Quality really does pay
We have all heard the expression that “quality pays”. But does it really? CHARLEEN CLARKE insists that this is true, after examining the Hyundai model.
We all know the Hyundai brand. It is considered kind of cool. A bit like the latest app.
However that certainly was not always the case. As Alan Ross, Hyundai Automotive South Africa’s managing director, points out, the company was once faced with huge (and potentially insurmountable) quality challenges.
But let’s go back a couple of decades – to 1967, when Hyundai was conceived. The company’s origins date back to the Hyundai Engineering & Construction Co, which was founded after the Second World War. “Hyundai Motor Company came into creation in 1967. The motor company thrived and became a completely separate enterprise in 1998,” Ross tells SHEQ MANAGEMENT.
But the company’s growth was not without its problems – and one of the most significant was the issue of quality. As Ross recalls, Hyundai entered the United States’ (US) market in 1986 with a single model, the Excel, which sold for $4 995 – a price that captivated bargain-minded Americans so entirely that Hyundai set a first-year record by selling 126 000 cars.
In its second year in business, Hyundai adopted the slogan “Cars that make sense” and set another record, selling 264 000 Excels.
But, in its haste to grow, Hyundai made two near-fatal errors. “It made fragile cars and it sold them to non-creditworthy customers. When the cars were repossessed, their quality was so poor that they were worth less than the outstanding loans,” Ross says.
This gave Hyundai the reputation as a cheap and nasty brand that offered a comprehensive warranty to make up for mechanical shortcomings.
Fast forward to 2013 and everything has changed. How? “Hyundai’s success reflects a shift in attitude that occurred over a decade ago. In the 1990s, the company was more interested in how many units it could sell than in the quality of the vehicles. That changed in 2000, when founder Chung Ju-Yung passed corporate leadership to his son, Chung Mong-Koo. According to company teachings, the younger Chung decreed that Hyundai would henceforth concentrate on quality, and not only volume. With the chairman behind the push, and with its characteristic intensity, Hyundai went after quality improvements with a vengeance,” reveals Ross.
Hyundai benchmarked Toyota, the industry’s quality leader at that time, to understand its processes. “It made quality a cross-functional responsibility, with involvement from procurement, manufacturing, finance, sales and marketing,” reveals Ross.

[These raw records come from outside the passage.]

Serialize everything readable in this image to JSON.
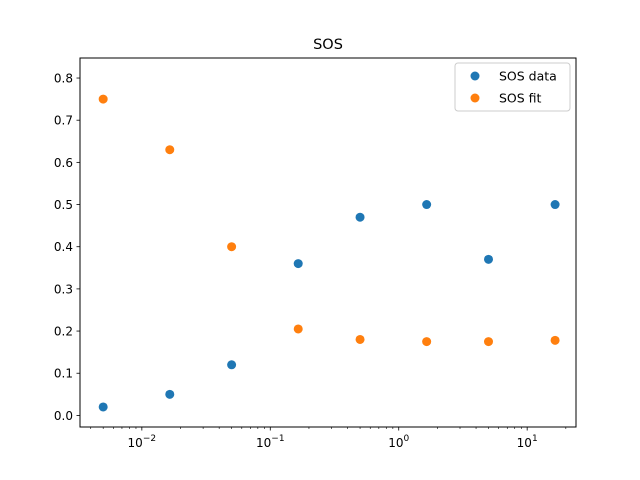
{
  "chart_data": {
    "type": "scatter",
    "title": "SOS",
    "xlabel": "",
    "ylabel": "",
    "xscale": "log",
    "xlim": [
      0.0033,
      24.0
    ],
    "ylim": [
      -0.0275,
      0.8475
    ],
    "x_major_ticks": [
      0.01,
      0.1,
      1,
      10
    ],
    "x_tick_labels": [
      {
        "base": "10",
        "exp": "−2"
      },
      {
        "base": "10",
        "exp": "−1"
      },
      {
        "base": "10",
        "exp": "0"
      },
      {
        "base": "10",
        "exp": "1"
      }
    ],
    "y_ticks": [
      0.0,
      0.1,
      0.2,
      0.3,
      0.4,
      0.5,
      0.6,
      0.7,
      0.8
    ],
    "y_tick_labels": [
      "0.0",
      "0.1",
      "0.2",
      "0.3",
      "0.4",
      "0.5",
      "0.6",
      "0.7",
      "0.8"
    ],
    "grid": false,
    "legend_position": "top-right",
    "x": [
      0.005,
      0.0165,
      0.05,
      0.165,
      0.5,
      1.65,
      5.0,
      16.5
    ],
    "series": [
      {
        "name": "SOS data",
        "color": "#1f77b4",
        "values": [
          0.02,
          0.05,
          0.12,
          0.36,
          0.47,
          0.5,
          0.37,
          0.5
        ]
      },
      {
        "name": "SOS fit",
        "color": "#ff7f0e",
        "values": [
          0.75,
          0.63,
          0.4,
          0.205,
          0.18,
          0.175,
          0.175,
          0.178
        ]
      }
    ]
  }
}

The Korean giant furthermore enlisted outside suppliers and put them together with designers and engineers to solve problems before they even occurred. “Quality oversight meetings, which had been poorly attended, became must-go events after chairman Chung began to personally attend the twice-monthly gatherings,” notes Ross.
Chung attributes his company’s success to the investment it has made to improve its products. He believes that Hyundai’s quality, as well as its technology, “are head to head with Toyota at this moment”. He told Fortune magazine recently: “We are monitoring what is going on with Toyota all the time.”
Ross believes that Hyundai’s quality successes are a testament to the power of focused management and aggressive goals. “In 2001 Hyundai ranked 32nd out of 37 brands in JD Power’s study of new vehicle quality after 90 days of ownership – which was close to the bottom. Chung asked JD Power what the company should do to improve and he was told to listen to his customers. That’s what the company did – with startling results.
By 2004, it rated seventh, by 2006 it occupied third spot and in 2009 it was fourth. This resulted in Hyundai displacing Toyota and now being ranked as the highest mass market brand in the world,” Ross says. And last year the Hyundai Genesis received the lowest number of problems per 100 vehicles among midsize premium cars in the proprietary JD Power Vehicle Dependability Study.
Now, as Ross points out, Hyundai is targeting Volkswagen as well – not just Toyota. “Years ago Toyota used to say that Hyundai was the company it feared most. Today those fears have grown into a nightmare,” he notes. For good reason: today Hyundai controls five percent of the US market, it is massively successful in the Chinese market, and Hyundai and Kia are also attacking the European market, beating many established European brands at their own game (and in their own backyard nogal). The company sold 4,06 million vehicles globally in 2011.
Hyundai is also the world’s fastest growing automotive brand. And it’s largely thanks to quality.